¹For the purpose of the designation, the number of patients affected by the condition is estimated and assessed on the basis of data from the European Union, Iceland, Liechtenstein, Norway and the United Kingdom. This represents a population of 519,200,000 (Eurostat 2020).

At the time of designation, no satisfactory methods were authorised in the EU to treat limb-girdle muscular dystrophy. Treatment of patients was mainly supportive and included physiotherapy and medicines to manage muscle pain and inflammation.

Patients with type 2E limb-girdle muscular dystrophy have a mutation (change) in the gene for a protein called beta-sarcoglycan. This results in lack of the protein, which is needed for muscles to function normally. The medicine is made of a virus that has been modified to contain normal copies of the gene for producing the beta-sarcoglycan protein. After injection, the virus is expected to deliver the gene into the muscle cells, allowing them to produce the protein. This is expected to help relieve symptoms of the disease.
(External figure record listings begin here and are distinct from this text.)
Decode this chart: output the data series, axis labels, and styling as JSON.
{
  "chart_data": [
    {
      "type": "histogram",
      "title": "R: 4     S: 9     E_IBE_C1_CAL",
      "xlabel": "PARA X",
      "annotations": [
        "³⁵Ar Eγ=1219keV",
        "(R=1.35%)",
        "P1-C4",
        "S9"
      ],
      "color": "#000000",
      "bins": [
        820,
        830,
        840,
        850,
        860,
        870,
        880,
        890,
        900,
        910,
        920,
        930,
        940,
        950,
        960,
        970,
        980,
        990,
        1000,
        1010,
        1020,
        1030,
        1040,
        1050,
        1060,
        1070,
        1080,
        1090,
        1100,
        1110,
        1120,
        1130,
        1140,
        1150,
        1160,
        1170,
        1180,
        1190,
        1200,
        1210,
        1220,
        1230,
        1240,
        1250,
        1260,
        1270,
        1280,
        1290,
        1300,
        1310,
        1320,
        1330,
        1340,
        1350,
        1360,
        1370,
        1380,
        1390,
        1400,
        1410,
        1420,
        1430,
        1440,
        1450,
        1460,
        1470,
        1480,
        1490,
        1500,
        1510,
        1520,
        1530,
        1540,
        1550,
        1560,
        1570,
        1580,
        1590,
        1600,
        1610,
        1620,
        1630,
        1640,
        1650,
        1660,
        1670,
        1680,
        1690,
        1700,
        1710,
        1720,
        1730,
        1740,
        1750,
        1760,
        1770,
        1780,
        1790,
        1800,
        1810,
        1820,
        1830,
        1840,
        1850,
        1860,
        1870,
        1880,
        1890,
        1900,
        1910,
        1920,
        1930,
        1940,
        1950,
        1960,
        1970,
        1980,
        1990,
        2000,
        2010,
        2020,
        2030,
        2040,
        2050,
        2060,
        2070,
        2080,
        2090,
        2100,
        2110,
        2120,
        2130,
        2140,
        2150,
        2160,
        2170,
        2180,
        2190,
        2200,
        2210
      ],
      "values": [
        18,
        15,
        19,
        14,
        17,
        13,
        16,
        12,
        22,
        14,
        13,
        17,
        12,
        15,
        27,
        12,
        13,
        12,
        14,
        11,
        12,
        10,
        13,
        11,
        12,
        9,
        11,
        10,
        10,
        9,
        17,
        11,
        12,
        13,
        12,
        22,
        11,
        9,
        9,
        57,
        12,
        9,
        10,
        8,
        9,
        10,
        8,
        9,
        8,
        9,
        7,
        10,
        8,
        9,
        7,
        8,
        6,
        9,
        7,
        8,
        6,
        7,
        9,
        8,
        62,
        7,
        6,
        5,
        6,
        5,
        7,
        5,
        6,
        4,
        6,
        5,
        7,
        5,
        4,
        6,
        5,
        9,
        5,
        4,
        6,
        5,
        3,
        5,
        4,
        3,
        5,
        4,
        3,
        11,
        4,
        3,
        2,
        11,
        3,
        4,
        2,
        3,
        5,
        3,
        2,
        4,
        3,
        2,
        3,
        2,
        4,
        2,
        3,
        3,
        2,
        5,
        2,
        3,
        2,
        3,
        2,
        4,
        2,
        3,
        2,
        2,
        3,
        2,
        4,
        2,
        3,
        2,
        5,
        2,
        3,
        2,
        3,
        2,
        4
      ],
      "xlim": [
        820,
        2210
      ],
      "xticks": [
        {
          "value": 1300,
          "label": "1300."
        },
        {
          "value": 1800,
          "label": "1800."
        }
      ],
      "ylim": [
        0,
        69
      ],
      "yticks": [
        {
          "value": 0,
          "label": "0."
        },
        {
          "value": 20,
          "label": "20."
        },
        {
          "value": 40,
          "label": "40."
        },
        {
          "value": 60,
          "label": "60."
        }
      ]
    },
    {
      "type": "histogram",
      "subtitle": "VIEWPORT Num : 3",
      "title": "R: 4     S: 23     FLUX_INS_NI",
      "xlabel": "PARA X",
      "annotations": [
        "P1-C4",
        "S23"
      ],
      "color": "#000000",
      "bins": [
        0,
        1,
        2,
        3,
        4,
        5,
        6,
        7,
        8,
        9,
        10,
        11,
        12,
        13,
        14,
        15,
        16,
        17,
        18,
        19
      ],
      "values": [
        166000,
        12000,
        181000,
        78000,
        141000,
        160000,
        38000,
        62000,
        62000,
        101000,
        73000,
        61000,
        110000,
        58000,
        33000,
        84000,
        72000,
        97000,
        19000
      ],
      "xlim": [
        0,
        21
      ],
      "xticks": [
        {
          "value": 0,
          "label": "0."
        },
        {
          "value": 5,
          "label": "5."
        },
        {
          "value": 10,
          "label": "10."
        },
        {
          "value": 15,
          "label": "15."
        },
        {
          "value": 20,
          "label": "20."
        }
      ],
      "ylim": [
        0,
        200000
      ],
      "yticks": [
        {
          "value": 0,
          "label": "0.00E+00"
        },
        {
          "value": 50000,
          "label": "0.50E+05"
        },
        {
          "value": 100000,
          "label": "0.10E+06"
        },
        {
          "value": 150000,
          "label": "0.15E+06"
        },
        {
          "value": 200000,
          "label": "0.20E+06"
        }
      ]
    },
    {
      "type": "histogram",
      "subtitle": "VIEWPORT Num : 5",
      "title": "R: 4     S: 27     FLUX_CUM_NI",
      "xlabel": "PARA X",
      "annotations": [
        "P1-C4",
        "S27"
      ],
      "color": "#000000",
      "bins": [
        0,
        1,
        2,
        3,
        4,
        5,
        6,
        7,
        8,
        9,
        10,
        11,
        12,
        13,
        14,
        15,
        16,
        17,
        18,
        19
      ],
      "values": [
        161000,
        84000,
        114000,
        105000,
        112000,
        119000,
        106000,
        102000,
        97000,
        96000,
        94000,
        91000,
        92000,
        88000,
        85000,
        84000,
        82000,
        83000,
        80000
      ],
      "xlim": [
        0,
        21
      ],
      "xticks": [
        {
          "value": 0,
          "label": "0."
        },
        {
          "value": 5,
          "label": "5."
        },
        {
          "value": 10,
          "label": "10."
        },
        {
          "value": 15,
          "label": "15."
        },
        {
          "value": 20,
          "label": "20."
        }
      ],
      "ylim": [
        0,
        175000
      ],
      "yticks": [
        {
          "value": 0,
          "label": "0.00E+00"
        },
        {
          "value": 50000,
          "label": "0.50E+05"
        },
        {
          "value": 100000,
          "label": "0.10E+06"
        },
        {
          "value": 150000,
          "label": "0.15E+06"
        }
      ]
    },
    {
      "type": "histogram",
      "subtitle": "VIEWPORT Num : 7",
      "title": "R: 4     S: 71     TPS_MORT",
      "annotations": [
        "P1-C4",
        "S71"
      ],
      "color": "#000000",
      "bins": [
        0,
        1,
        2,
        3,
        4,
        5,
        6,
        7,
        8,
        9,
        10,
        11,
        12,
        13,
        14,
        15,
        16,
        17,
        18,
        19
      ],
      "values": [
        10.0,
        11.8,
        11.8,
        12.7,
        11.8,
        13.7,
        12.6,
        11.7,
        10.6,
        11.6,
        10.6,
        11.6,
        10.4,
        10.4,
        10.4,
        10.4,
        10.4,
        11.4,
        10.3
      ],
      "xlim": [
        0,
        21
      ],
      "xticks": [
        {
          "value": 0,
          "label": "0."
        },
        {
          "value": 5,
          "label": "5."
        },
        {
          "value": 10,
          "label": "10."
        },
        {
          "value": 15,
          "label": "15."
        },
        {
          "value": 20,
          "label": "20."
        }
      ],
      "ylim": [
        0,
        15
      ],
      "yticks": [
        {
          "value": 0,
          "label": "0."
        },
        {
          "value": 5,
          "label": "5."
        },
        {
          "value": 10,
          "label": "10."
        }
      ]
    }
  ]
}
The type of virus used in this medicine (‘adeno-associated virus’) does not cause disease in humans.

The effects of the medicine have been evaluated in experimental models.

At the time of submission of the application for orphan designation, clinical trials with this medicine in patients with limb-girdle muscular dystrophy type 2E were ongoing.

At the time of submission, the medicine was not authorised anywhere in the EU for the treatment of limb-girdle muscular dystrophy. Orphan designation had been granted in the United States for treatment of limb girdle muscular dystrophy type 2E.

In accordance with Regulation (EC) No 141/2000, the COMP adopted a positive opinion on 5 November 2020, recommending the granting of this designation.

• the seriousness of the condition;
• the existence of alternative methods of diagnosis, prevention or treatment;
• either the rarity of the condition (affecting not more than 5 in 10,000 people in the EU) or insufficient returns on investment.

Designated orphan medicinal products are products that are still under investigation and are considered for orphan designation on the basis of potential activity. An orphan designation is not a marketing authorisation. As a consequence, demonstration of quality, safety and efficacy is necessary before a product can be granted a marketing authorisation.